Si algo dejó clara la perorata es que, tal como se evidenció durante todo el proceso, la JCE dejó de ser el organismo colegiado contemplado en la Constitución y la Ley Electoral, integrado por cinco miembros titulares, que han aparentado ser sólo tres, pero en realidad ha sido sólo Roberto Rosario.

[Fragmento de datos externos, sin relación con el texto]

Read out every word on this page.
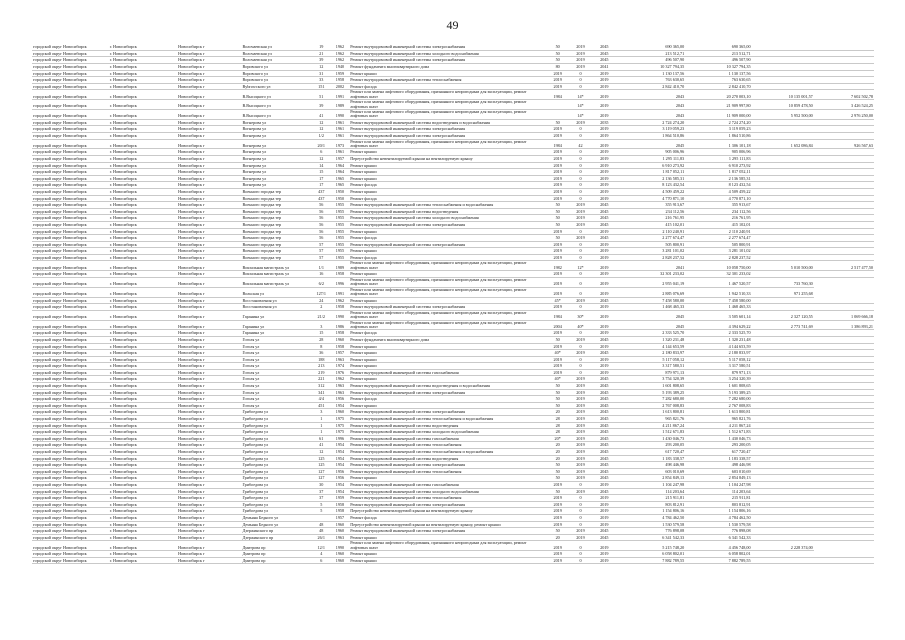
49
городской округ Новосибирск	г. Новосибирск	Новосибирск г	Волочаевская ул	19	1962	Ремонт внутридомовой инженерной системы электроснабжения	50	2019	2045	690 365,00	690 365,00		
городской округ Новосибирск	г. Новосибирск	Новосибирск г	Волочаевская ул	21	1962	Ремонт внутридомовой инженерной системы холодного водоснабжения	50	2019	2045	213 512,71	213 512,71		
городской округ Новосибирск	г. Новосибирск	Новосибирск г	Волочаевская ул	39	1962	Ремонт внутридомовой инженерной системы электроснабжения	50	2019	2045	496 507,90	496 507,90		
городской округ Новосибирск	г. Новосибирск	Новосибирск г	Воровского ул	12	1940	Ремонт фундамента многоквартирного дома	80	2019	2041	10 327 794,35	10 327 794,35		
городской округ Новосибирск	г. Новосибирск	Новосибирск г	Воровского ул	31	1959	Ремонт крыши	2019	0	2019	1 130 137,56	1 130 137,56		
городской округ Новосибирск	г. Новосибирск	Новосибирск г	Воровского ул	33	1958	Ремонт внутридомовой инженерной системы теплоснабжения	2019	0	2019	763 630,65	763 630,65		
городской округ Новосибирск	г. Новосибирск	Новосибирск г	Вybrowского ул	151	2002	Ремонт фасада	2019	0	2019	2 842 410,70	2 842 410,70		
городской округ Новосибирск	г. Новосибирск	Новосибирск г	В.Высоцкого ул	51	1991	Ремонт или замена лифтового оборудования, признанного непригодным для эксплуатации, ремонт лифтовых шахт	1984	14*	2019	2043	20 270 003,10	10 135 001,57	7 602 502,78
городской округ Новосибирск	г. Новосибирск	Новосибирск г	В.Высоцкого ул	39	1989	Ремонт или замена лифтового оборудования, признанного непригодным для эксплуатации, ремонт лифтовых шахт		14*	2019	2043	21 909 997,80	10 859 478,50	3 426 524,25
городской округ Новосибирск	г. Новосибирск	Новосибирск г	В.Высоцкого ул	41	1990	Ремонт или замена лифтового оборудования, признанного непригодным для эксплуатации, ремонт лифтовых шахт		14*	2019	2043	11 909 000,00	5 952 500,00	2 976 250,00
городской округ Новосибирск	г. Новосибирск	Новосибирск г	Вогнерова ул	12	1961	Ремонт внутридомовой инженерной системы водоотведения и водоснабжения	50	2019	2035	2 724 274,20	2 724 274,20		
городской округ Новосибирск	г. Новосибирск	Новосибирск г	Вогнерова ул	12	1961	Ремонт внутридомовой инженерной системы электроснабжения	2019	0	2019	3 119 059,23	3 119 059,23		
городской округ Новосибирск	г. Новосибирск	Новосибирск г	Вогнерова ул	1/2	1961	Ремонт внутридомовой инженерной системы электроснабжения	2019	0	2019	1 864 510,86	1 864 510,86		
городской округ Новосибирск	г. Новосибирск	Новосибирск г	Вогнерова ул	20/1	1973	Ремонт или замена лифтового оборудования, признанного непригодным для эксплуатации, ремонт лифтовых шахт	1984	42	2019	2045	1 306 101,18	1 652 086,84	926 567,63
городской округ Новосибирск	г. Новосибирск	Новосибирск г	Вогнерова ул	6	1961	Ремонт крыши	2019	0	2019	905 006,96	905 006,96		
городской округ Новосибирск	г. Новосибирск	Новосибирск г	Вогнерова ул	12	1957	Переустройство невентилируемой крыши на вентилируемую крышу	2019	0	2019	1 295 111,83	1 295 111,83		
городской округ Новосибирск	г. Новосибирск	Новосибирск г	Вогнерова ул	14	1964	Ремонт крыши	2019	0	2019	6 910 273,92	6 910 273,92		
городской округ Новосибирск	г. Новосибирск	Новосибирск г	Вогнерова ул	15	1964	Ремонт крыши	2019	0	2019	1 817 052,11	1 817 052,11		
городской округ Новосибирск	г. Новосибирск	Новосибирск г	Вогнерова ул	17	1965	Ремонт крыши	2019	0	2019	2 136 585,31	2 136 585,31		
городской округ Новосибирск	г. Новосибирск	Новосибирск г	Вогнерова ул	17	1965	Ремонт фасада	2019	0	2019	8 123 432,54	8 123 432,54		
городской округ Новосибирск	г. Новосибирск	Новосибирск г	Военного городка тер	437	1950	Ремонт крыши	2019	0	2019	4 509 459,22	4 509 459,22		
городской округ Новосибирск	г. Новосибирск	Новосибирск г	Военного городка тер	437	1950	Ремонт фасада	2019	0	2019	4 770 871,10	4 770 871,10		
городской округ Новосибирск	г. Новосибирск	Новосибирск г	Военного городка тер	56	1955	Ремонт внутридомовой инженерной системы теплоснабжения и водоснабжения	50	2019	2045	355 913,67	355 913,67		
городской округ Новосибирск	г. Новосибирск	Новосибирск г	Военного городка тер	56	1955	Ремонт внутридомовой инженерной системы водоотведения	50	2019	2045	234 112,56	234 112,56		
городской округ Новосибирск	г. Новосибирск	Новосибирск г	Военного городка тер	56	1955	Ремонт внутридомовой инженерной системы холодного водоснабжения	50	2019	2045	216 761,95	216 761,95		
городской округ Новосибирск	г. Новосибирск	Новосибирск г	Военного городка тер	56	1955	Ремонт внутридомовой инженерной системы электроснабжения	50	2019	2045	415 102,01	415 102,01		
городской округ Новосибирск	г. Новосибирск	Новосибирск г	Военного городка тер	56	1955	Ремонт крыши	2019	0	2019	2 110 240,91	2 110 240,91		
городской округ Новосибирск	г. Новосибирск	Новосибирск г	Военного городка тер	56	1955	Ремонт фасада	50	2019	2045	2 277 674,47	2 277 674,47		
городской округ Новосибирск	г. Новосибирск	Новосибирск г	Военного городка тер	57	1955	Ремонт внутридомовой инженерной системы электроснабжения	2019	0	2019	505 800,91	505 800,91		
городской округ Новосибирск	г. Новосибирск	Новосибирск г	Военного городка тер	57	1955	Ремонт крыши	2019	0	2019	3 281 101,02	3 281 101,02		
городской округ Новосибирск	г. Новосибирск	Новосибирск г	Военного городка тер	57	1955	Ремонт фасада	2019	0	2019	2 828 237,52	2 828 237,52		
городской округ Новосибирск	г. Новосибирск	Новосибирск г	Вокзальная магистраль ул	1/1	1989	Ремонт или замена лифтового оборудования, признанного непригодным для эксплуатации, ремонт лифтовых шахт	1982	12*	2019	2041	10 058 750,00	5 010 500,00	2 517 477,50
городской округ Новосибирск	г. Новосибирск	Новосибирск г	Вокзальная магистраль ул	16	1958	Ремонт крыши	2019	0	2019	32 301 233,02	32 301 233,02		
городской округ Новосибирск	г. Новосибирск	Новосибирск г	Вокзальная магистраль ул	6/2	1996	Ремонт или замена лифтового оборудования, признанного непригодным для эксплуатации, ремонт лифтовых шахт	2019	0	2019	2 955 041,19	1 467 520,57	733 760,30	
городской округ Новосибирск	г. Новосибирск	Новосибирск г	Вольская ул	127/1	1991	Ремонт или замена лифтового оборудования, признанного непригодным для эксплуатации, ремонт лифтовых шахт	2019	0	2019	2 885 076,69	1 942 510,33	971 255,68	
городской округ Новосибирск	г. Новосибирск	Новосибирск г	Восстановления ул	24	1962	Ремонт крыши	45*	2019	2045	7 458 580,00	7 458 580,00		
городской округ Новосибирск	г. Новосибирск	Новосибирск г	Восстановления ул	2	1958	Ремонт внутридомовой инженерной системы электроснабжения	2019	0	2019	1 468 465,33	1 468 465,33		
городской округ Новосибирск	г. Новосибирск	Новосибирск г	Гаранина ул	21/2	1990	Ремонт или замена лифтового оборудования, признанного непригодным для эксплуатации, ремонт лифтовых шахт	1984	30*	2019	2045	3 505 601,14	2 327 120,55	1 069 666,18
городской округ Новосибирск	г. Новосибирск	Новосибирск г	Гаранина ул	3	1986	Ремонт или замена лифтового оборудования, признанного непригодным для эксплуатации, ремонт лифтовых шахт	2004	40*	2019	2045	4 394 629,22	2 773 741,69	1 386 893,21
городской округ Новосибирск	г. Новосибирск	Новосибирск г	Гаранина ул	15	1958	Ремонт фасада	2019	0	2019	2 333 525,70	2 333 525,70		
городской округ Новосибирск	г. Новосибирск	Новосибирск г	Гоголя ул	28	1960	Ремонт фундамента многоквартирного дома	50	2019	2045	1 320 231,48	1 320 231,48		
городской округ Новосибирск	г. Новосибирск	Новосибирск г	Гоголя ул	8	1958	Ремонт крыши	2019	0	2019	4 144 653,59	4 144 653,59		
городской округ Новосибирск	г. Новосибирск	Новосибирск г	Гоголя ул	36	1957	Ремонт крыши	40*	2019	2045	2 180 833,97	2 180 833,97		
городской округ Новосибирск	г. Новосибирск	Новосибирск г	Гоголя ул	188	1963	Ремонт крыши	2019	0	2019	5 117 058,12	5 117 058,12		
городской округ Новосибирск	г. Новосибирск	Новосибирск г	Гоголя ул	213	1974	Ремонт крыши	2019	0	2019	3 317 580,51	3 317 580,51		
городской округ Новосибирск	г. Новосибирск	Новосибирск г	Гоголя ул	219	1976	Ремонт внутридомовой инженерной системы газоснабжения	2019	0	2019	879 971,13	879 971,13		
городской округ Новосибирск	г. Новосибирск	Новосибирск г	Гоголя ул	221	1962	Ремонт крыши	40*	2019	2045	3 754 320,39	3 254 320,39		
городской округ Новосибирск	г. Новосибирск	Новосибирск г	Гоголя ул	312	1963	Ремонт внутридомовой инженерной системы водоотведения и водоснабжения	50	2019	2045	1 601 808,65	1 601 808,65		
городской округ Новосибирск	г. Новосибирск	Новосибирск г	Гоголя ул	341	1963	Ремонт внутридомовой инженерной системы электроснабжения	50	2019	2045	5 193 389,25	5 193 389,25		
городской округ Новосибирск	г. Новосибирск	Новосибирск г	Гоголя ул	4/4	1956	Ремонт фасада	50	2019	2045	7 282 680,00	7 282 680,00		
городской округ Новосибирск	г. Новосибирск	Новосибирск г	Гоголя ул	451	1954	Ремонт крыши	50	2019	2045	2 767 008,83	2 767 008,83		
городской округ Новосибирск	г. Новосибирск	Новосибирск г	Грибоедова ул	3	1960	Ремонт внутридомовой инженерной системы электроснабжения	20	2019	2045	1 613 800,81	1 613 800,81		
городской округ Новосибирск	г. Новосибирск	Новосибирск г	Грибоедова ул	1	1975	Ремонт внутридомовой инженерной системы теплоснабжения и водоснабжения	28	2019	2045	965 821,76	965 821,76		
городской округ Новосибирск	г. Новосибирск	Новосибирск г	Грибоедова ул	1	1975	Ремонт внутридомовой инженерной системы водоотведения	28	2019	2045	4 211 867,24	4 211 867,24		
городской округ Новосибирск	г. Новосибирск	Новосибирск г	Грибоедова ул	1	1975	Ремонт внутридомовой инженерной системы холодного водоснабжения	28	2019	2045	1 512 671,83	1 512 671,83		
городской округ Новосибирск	г. Новосибирск	Новосибирск г	Грибоедова ул	61	1996	Ремонт внутридомовой инженерной системы газоснабжения	20*	2019	2045	1 430 046,73	1 430 046,73		
городской округ Новосибирск	г. Новосибирск	Новосибирск г	Грибоедова ул	41	1954	Ремонт внутридомовой инженерной системы теплоснабжения	20	2019	2045	293 200,05	293 200,05		
городской округ Новосибирск	г. Новосибирск	Новосибирск г	Грибоедова ул	12	1954	Ремонт внутридомовой инженерной системы теплоснабжения и водоснабжения	20	2019	2045	617 720,47	617 720,47		
городской округ Новосибирск	г. Новосибирск	Новосибирск г	Грибоедова ул	125	1954	Ремонт внутридомовой инженерной системы водоотведения	20	2019	2045	1 183 338,57	1 183 338,57		
городской округ Новосибирск	г. Новосибирск	Новосибирск г	Грибоедова ул	125	1954	Ремонт внутридомовой инженерной системы электроснабжения	50	2019	2045	498 446,98	498 446,98		
городской округ Новосибирск	г. Новосибирск	Новосибирск г	Грибоедова ул	127	1956	Ремонт внутридомовой инженерной системы теплоснабжения	50	2019	2045	603 010,69	603 010,69		
городской округ Новосибирск	г. Новосибирск	Новосибирск г	Грибоедова ул	127	1956	Ремонт крыши	50	2019	2045	2 854 849,13	2 854 849,13		
городской округ Новосибирск	г. Новосибирск	Новосибирск г	Грибоедова ул	30	1954	Ремонт внутридомовой инженерной системы газоснабжения	2019	0	2019	1 104 247,98	1 104 247,98		
городской округ Новосибирск	г. Новосибирск	Новосибирск г	Грибоедова ул	37	1954	Ремонт внутридомовой инженерной системы холодного водоснабжения	50	2019	2045	114 203,64	114 203,64		
городской округ Новосибирск	г. Новосибирск	Новосибирск г	Грибоедова ул	37	1959	Ремонт внутридомовой инженерной системы теплоснабжения	2019	0	2019	215 911,81	215 911,81		
городской округ Новосибирск	г. Новосибирск	Новосибирск г	Грибоедова ул	5	1958	Ремонт внутридомовой инженерной системы электроснабжения	2019	0	2019	803 812,91	803 812,91		
городской округ Новосибирск	г. Новосибирск	Новосибирск г	Грибоедова ул	5	1958	Переустройство невентилируемой крыши на вентилируемую крышу	2019	0	2019	1 154 806,16	1 154 806,16		
городской округ Новосибирск	г. Новосибирск	Новосибирск г	Демьяна Бедного ул		1957	Ремонт фасада	2019	0	2019	4 784 462,50	4 784 462,50		
городской округ Новосибирск	г. Новосибирск	Новосибирск г	Демьяна Бедного ул	48	1960	Переустройство невентилируемой крыши на вентилируемую крышу, ремонт крыши	2019	0	2019	1 530 579,58	1 530 579,58		
городской округ Новосибирск	г. Новосибирск	Новосибирск г	Дзержинского пр	48	1960	Ремонт внутридомовой инженерной системы электроснабжения	50	2019	2045	776 898,08	776 898,08		
городской округ Новосибирск	г. Новосибирск	Новосибирск г	Дзержинского пр	26/1	1963	Ремонт крыши	20	2019	2045	6 341 542,33	6 341 542,33		
городской округ Новосибирск	г. Новосибирск	Новосибирск г	Дмитрова пр	12/1	1990	Ремонт или замена лифтового оборудования, признанного непригодным для эксплуатации, ремонт лифтовых шахт	2019	0	2019	5 215 748,20	4 456 748,00	2 228 374,00	
городской округ Новосибирск	г. Новосибирск	Новосибирск г	Дмитрова пр	4	1960	Ремонт крыши	2019	0	2019	6 058 802,01	6 058 802,01		
городской округ Новосибирск	г. Новосибирск	Новосибирск г	Дмитрова пр	6	1960	Ремонт крыши	2019	0	2019	7 882 789,55	7 882 789,55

La Junta Electoral soy yo. Si a alguien le quedaba alguna duda de que Roberto Rosario había secuestrado el carácter colegiado de la JCE, su discurso del jueves la disipa, como lo cita el reconocido jurista y militante social que es Francisco Álvarez Valdez: “Se trató de un discurso personal, que no era conocido por el pleno, que no varió la forma unipersonal con la que Rosario maneja la JCE. Y lo grande del caso es que lo admite y pretende justificar con el siguiente párrafo: “Más que la Junta Central Electoral, una parte de la población, de alguna manera, ha esperado que su presidente les rinda un informe sobre las condiciones y circunstancias en que se desarrollaron las elecciones”.

A pesar del fracaso organizativo y sobre todo de su intento de automatización, Rosario aún no baja de la nube en que se encumbró. El expresidente colombiano Andrés Pastrana, no pudo ocultar su asombro cuando al visitar la JCE la semana antes de las elecciones fue recibido sólo por su presidente, con quien habló por más de una hora, y al final llamó a los otros cuatro titulares del organismo, para las fotografías.

En todo el proceso la mayor parte de las decisiones fundamentales fueron por votación de tres a dos. Con Roberto Rosario vota siempre Rosario Graciano de los Santos, que al igual que él llegó al organismo por su condición de dirigente del partido gobernante, y César Féliz Féliz, de los aliados reformistas. Eddy Olivares Ortega, recomendado perredeísta pero proveniente del ministerio público, y el politólogo José Angel Aquino, un real experto en asuntos electorales, que había sido importante actor técnico de Participación Ciudadana, fracasaron reiteradas veces en planteamientos de pluralidad y equidad.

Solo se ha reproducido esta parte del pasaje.